Pour améliorer cette situation et renforcer la mise en œuvre des subventions du Fonds mondial dédiées à la lutte contre le paludisme – 10 millions de dollars –, le gouvernement mauritanien a fait appel à Expertise France, et le DATP a vu le jour en 2021.
À l’époque, l’équipe en charge du déploiement de ces subventions était très réduite, les activités de suivi et d’évaluation peu développées. Les interventions d’experts étaient « perlées », c’est-à-dire épisodiques. Cette situation pouvait se traduire par une discontinuité dans la mise en œuvre des activités. J’ai intégré le DATP en décembre 2022 pour y être experte résidentielle paludisme et team leader. Devenu un dispositif de soutien technique d’envergure du ministère de la Santé, le DATP a à son actif un expert tuberculose, un expert VIH, ainsi que du personnel administratif et financier, qui s’investit en permanence dans la lutte contre les trois maladies et pour le renforcement du système de santé.
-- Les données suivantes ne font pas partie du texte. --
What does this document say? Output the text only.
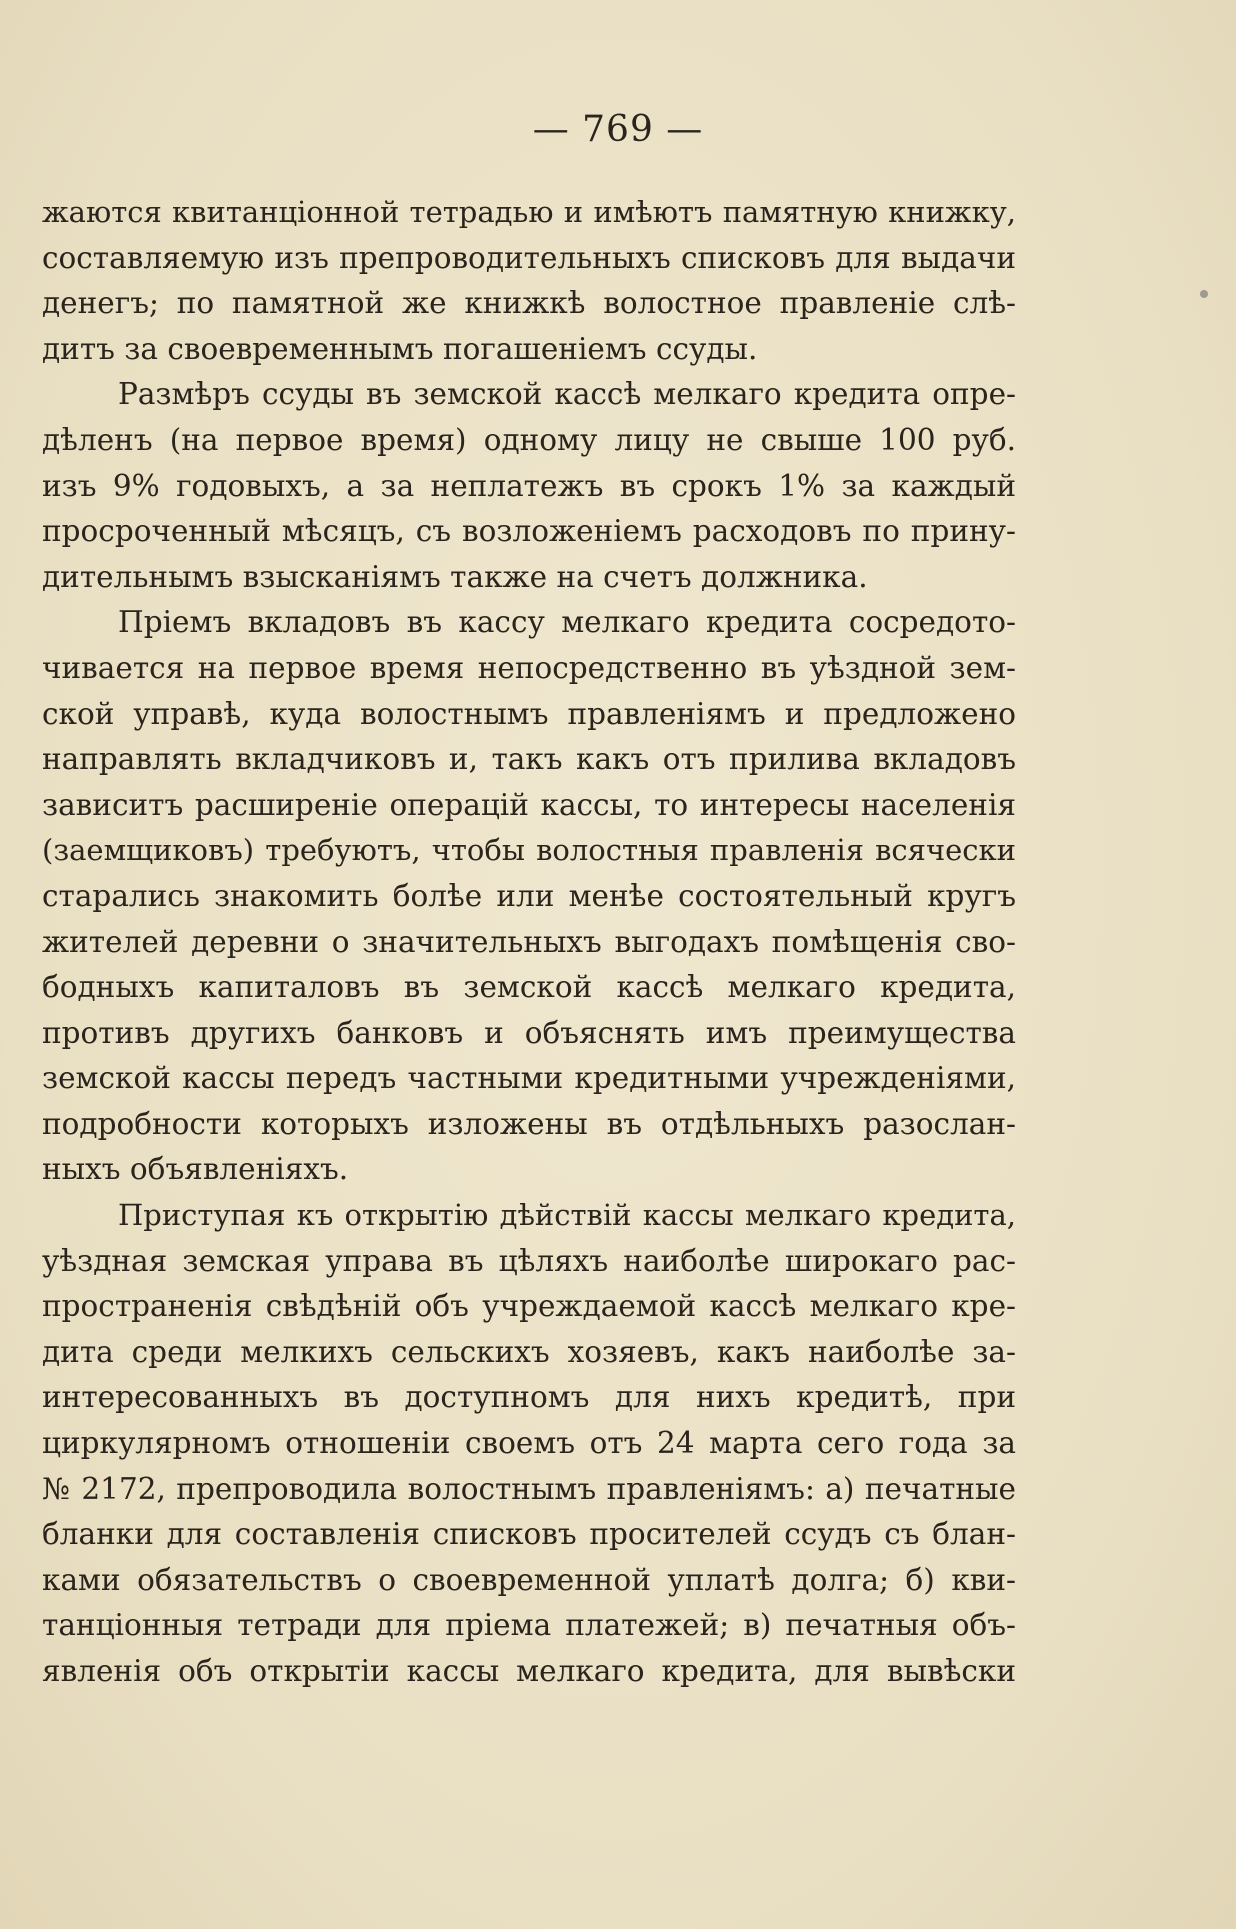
— 769 —
жаются квитанціонной тетрадью и имѣютъ памятную книжку,
составляемую изъ препроводительныхъ списковъ для выдачи
денегъ; по памятной же книжкѣ волостное правленіе слѣ-
дитъ за своевременнымъ погашеніемъ ссуды.
Размѣръ ссуды въ земской кассѣ мелкаго кредита опре-
дѣленъ (на первое время) одному лицу не свыше 100 руб.
изъ 9% годовыхъ, а за неплатежъ въ срокъ 1% за каждый
просроченный мѣсяцъ, съ возложеніемъ расходовъ по прину-
дительнымъ взысканіямъ также на счетъ должника.
Пріемъ вкладовъ въ кассу мелкаго кредита сосредото-
чивается на первое время непосредственно въ уѣздной зем-
ской управѣ, куда волостнымъ правленіямъ и предложено
направлять вкладчиковъ и, такъ какъ отъ прилива вкладовъ
зависитъ расширеніе операцій кассы, то интересы населенія
(заемщиковъ) требуютъ, чтобы волостныя правленія всячески
старались знакомить болѣе или менѣе состоятельный кругъ
жителей деревни о значительныхъ выгодахъ помѣщенія сво-
бодныхъ капиталовъ въ земской кассѣ мелкаго кредита,
противъ другихъ банковъ и объяснять имъ преимущества
земской кассы передъ частными кредитными учрежденіями,
подробности которыхъ изложены въ отдѣльныхъ разослан-
ныхъ объявленіяхъ.
Приступая къ открытію дѣйствій кассы мелкаго кредита,
уѣздная земская управа въ цѣляхъ наиболѣе широкаго рас-
пространенія свѣдѣній объ учреждаемой кассѣ мелкаго кре-
дита среди мелкихъ сельскихъ хозяевъ, какъ наиболѣе за-
интересованныхъ въ доступномъ для нихъ кредитѣ, при
циркулярномъ отношеніи своемъ отъ 24 марта сего года за
№ 2172, препроводила волостнымъ правленіямъ: а) печатные
бланки для составленія списковъ просителей ссудъ съ блан-
ками обязательствъ о своевременной уплатѣ долга; б) кви-
танціонныя тетради для пріема платежей; в) печатныя объ-
явленія объ открытіи кассы мелкаго кредита, для вывѣски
Quel a été votre parcours avant de rejoindre ce dispositif ?
Je suis médecin généraliste de formation. À la fin de mes études, j’ai travaillé dans plusieurs hôpitaux régionaux au Burundi. J’ai ensuite exercé au sein du Programme national de lutte contre le paludisme (PNLP) dans le pays. Puis, j’ai fait un master en santé publique, notamment dédié à la gestion des programmes de santé. J’ai mené des missions de consultance pour appuyer plusieurs pays, comme le Cameroun, la Centrafrique, le Congo-Brazzaville, etc. Ces expériences m’ont menée à postuler à l’offre de L’Initiative et à devenir experte résidentielle pour le DATP Mauritanie.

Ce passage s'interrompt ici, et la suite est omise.